There was no mistaking the catch in Renee's voice at the mention of her ex-husband. There was also no mistaking the anger that catch stoked inside Winnie.

Bob was a fool. Plain and simple. Changing him would be like trying to change the fact that Bart was dead. All she could do was work with the aftermath.

In Renee's case, that aftermath was finding a way to build up the woman's self-esteem. In Bart's case, that aftermath was making sure justice was served.

“Renee, you're gorgeous just the way you are. If you
doubt me, go knock on Mr. Nelson's door downstairs. Or walk down Main Street in those heels of yours.”

Renee helped herself to another chip. “I stand by my original question. What's with the groan just now?”

She looked down at the idea notebook and all the new dessert names and shrugged. “I don't know. It was kind of a two-folded—maybe even tri-folded—groan.”

“You decipher; I'll get the cookies.” Grabbing the oven mitt from the table, Renee stood and crossed to the oven. Then, flipping on the interior light, she checked the cookies and declared them done. “I have to say, Uh-Oh You Jammed Your Finger-Print Cookies has to be one of the most creative rescue desserts so far. I can only imagine the coach's face when you bring these by his office.”

“I wish ones to rescue a person's motivation would come as easily as that one did.

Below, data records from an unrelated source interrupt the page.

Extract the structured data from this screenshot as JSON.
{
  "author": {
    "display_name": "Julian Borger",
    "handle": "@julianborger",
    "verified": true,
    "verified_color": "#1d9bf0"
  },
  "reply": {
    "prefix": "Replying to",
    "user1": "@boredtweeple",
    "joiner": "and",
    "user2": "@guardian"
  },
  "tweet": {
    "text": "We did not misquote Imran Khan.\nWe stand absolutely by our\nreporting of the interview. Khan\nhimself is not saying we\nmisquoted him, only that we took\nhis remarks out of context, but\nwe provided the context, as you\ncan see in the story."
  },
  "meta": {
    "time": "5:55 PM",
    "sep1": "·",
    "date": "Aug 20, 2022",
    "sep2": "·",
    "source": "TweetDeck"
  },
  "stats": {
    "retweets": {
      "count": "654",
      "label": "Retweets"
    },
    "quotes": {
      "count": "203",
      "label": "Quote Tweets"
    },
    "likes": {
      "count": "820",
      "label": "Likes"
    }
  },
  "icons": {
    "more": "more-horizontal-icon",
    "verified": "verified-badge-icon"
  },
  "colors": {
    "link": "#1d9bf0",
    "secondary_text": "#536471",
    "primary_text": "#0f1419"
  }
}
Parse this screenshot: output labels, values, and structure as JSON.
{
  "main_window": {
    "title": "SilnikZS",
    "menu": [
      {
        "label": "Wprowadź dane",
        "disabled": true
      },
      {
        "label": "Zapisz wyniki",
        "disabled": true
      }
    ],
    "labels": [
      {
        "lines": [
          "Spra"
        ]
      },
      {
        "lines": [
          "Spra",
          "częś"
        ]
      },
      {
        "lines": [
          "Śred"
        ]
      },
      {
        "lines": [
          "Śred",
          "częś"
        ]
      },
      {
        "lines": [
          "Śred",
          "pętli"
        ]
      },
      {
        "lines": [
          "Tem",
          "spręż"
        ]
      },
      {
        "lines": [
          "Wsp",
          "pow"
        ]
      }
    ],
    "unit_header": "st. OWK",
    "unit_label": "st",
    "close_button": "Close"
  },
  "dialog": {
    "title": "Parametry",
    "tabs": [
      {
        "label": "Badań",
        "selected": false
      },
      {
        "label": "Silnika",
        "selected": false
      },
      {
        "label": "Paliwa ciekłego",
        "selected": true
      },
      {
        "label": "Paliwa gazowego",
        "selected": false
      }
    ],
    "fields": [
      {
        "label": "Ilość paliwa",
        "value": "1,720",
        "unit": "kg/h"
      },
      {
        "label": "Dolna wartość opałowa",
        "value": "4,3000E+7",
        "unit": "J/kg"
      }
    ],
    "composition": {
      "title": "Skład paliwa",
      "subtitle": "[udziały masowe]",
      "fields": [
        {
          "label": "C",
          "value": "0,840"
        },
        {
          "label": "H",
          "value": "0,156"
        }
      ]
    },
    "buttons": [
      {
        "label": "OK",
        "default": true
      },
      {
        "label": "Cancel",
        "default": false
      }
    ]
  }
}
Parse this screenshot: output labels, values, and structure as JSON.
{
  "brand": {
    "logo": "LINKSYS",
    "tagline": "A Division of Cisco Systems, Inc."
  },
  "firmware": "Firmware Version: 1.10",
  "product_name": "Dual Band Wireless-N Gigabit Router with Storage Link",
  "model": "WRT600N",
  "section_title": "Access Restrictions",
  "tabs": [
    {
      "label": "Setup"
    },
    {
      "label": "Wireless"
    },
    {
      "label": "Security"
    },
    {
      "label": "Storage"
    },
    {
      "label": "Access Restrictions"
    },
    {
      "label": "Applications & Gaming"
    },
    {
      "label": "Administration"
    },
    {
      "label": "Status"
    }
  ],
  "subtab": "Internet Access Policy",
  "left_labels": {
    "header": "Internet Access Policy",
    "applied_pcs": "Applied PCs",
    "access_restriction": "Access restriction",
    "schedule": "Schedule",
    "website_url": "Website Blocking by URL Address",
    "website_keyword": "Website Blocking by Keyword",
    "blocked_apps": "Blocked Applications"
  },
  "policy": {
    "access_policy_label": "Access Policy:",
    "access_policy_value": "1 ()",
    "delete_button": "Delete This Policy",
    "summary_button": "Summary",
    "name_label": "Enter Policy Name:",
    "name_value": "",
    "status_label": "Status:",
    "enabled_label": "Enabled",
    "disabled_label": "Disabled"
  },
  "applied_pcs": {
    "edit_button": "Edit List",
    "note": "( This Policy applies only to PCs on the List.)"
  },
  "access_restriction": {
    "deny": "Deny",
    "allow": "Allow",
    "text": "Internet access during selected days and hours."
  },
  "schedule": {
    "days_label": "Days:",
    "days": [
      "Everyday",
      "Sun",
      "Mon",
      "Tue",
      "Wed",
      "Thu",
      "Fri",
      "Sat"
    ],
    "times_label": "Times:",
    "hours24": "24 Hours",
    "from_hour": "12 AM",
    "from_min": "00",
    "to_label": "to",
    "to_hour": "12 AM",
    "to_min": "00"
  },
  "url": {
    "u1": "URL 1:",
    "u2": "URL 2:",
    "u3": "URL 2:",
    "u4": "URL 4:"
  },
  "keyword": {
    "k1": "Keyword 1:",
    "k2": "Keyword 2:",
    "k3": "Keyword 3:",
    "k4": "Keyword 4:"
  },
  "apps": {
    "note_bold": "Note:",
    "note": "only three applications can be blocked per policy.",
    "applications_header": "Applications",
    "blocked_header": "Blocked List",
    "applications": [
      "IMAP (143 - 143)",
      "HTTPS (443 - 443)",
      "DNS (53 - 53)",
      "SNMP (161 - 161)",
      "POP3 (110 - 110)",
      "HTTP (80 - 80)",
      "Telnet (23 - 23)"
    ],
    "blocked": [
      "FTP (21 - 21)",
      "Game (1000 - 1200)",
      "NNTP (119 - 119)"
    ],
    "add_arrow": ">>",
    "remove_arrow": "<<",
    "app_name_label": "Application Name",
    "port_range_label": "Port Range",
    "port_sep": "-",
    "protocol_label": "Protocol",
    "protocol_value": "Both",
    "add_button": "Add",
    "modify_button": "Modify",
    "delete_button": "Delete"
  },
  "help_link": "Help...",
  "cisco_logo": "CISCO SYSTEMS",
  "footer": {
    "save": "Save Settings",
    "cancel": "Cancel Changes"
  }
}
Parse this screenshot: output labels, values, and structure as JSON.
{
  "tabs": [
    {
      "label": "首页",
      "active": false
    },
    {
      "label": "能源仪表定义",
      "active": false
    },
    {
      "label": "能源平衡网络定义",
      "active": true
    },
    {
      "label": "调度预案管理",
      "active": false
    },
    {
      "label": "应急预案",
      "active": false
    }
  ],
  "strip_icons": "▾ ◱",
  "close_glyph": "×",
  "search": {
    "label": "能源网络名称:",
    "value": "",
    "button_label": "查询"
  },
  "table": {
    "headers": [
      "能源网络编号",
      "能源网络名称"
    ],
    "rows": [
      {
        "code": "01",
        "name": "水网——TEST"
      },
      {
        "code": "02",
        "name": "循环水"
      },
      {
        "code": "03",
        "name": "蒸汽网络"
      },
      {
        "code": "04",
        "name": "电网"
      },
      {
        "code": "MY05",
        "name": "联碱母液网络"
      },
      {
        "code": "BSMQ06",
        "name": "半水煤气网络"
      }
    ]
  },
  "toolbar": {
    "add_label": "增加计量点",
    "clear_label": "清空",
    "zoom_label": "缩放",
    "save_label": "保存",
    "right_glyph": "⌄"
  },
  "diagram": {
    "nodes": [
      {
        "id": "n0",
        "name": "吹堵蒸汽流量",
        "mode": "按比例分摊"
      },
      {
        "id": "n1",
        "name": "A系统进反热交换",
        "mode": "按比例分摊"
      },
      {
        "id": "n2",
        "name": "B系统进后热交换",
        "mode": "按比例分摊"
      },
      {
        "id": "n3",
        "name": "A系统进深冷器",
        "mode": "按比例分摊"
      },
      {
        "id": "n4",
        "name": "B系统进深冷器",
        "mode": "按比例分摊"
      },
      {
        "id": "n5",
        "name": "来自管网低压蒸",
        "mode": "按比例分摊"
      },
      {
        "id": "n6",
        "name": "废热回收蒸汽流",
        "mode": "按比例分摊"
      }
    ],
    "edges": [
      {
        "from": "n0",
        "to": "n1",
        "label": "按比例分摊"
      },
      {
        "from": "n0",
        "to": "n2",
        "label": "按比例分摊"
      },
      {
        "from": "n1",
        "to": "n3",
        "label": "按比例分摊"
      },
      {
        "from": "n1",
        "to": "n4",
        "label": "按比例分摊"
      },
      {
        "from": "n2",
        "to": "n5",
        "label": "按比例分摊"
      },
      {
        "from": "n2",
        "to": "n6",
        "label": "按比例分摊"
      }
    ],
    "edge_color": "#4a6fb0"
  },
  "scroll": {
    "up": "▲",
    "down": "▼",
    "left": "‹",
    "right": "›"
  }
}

Then we could take the menu into some of the companies in and around Silver Lake.”

One by one, Renee transferred the cookies from the baking sheet to the cooling rack. “So is that one of the reasons for the groan? The lack of motivation-themed dessert names?”

“Yup.”

“I came up with one last night, but it doesn't have anything to do with motivation.” Renee gave a quick check on the first two batches and then turned around to face Winnie. “Ty thinks it's silly, but I think it's kind of cute. Wanna hear it?”

“Sure.” She exited off the left side of her chair and reached for the disposable platter on which she'd deliver the cookies to the Silver Lake Hornets coach.

“It's for a guy who's head over heels in love with someone.”

Winnie arranged the first dozen cookies around the center of the plate and then reached for the second, pausing to take in her friend as she did. “Oh, this should be good . . .”

“Ready?”

“Yup.”

“Nut 'n But-er cookies or cake.” Renee's eyes narrowed and then widened with pride. “Get it? It's like saying, ‘nothing but her' . . . and it'll be a butter cake or a butter cookie with nuts in it!”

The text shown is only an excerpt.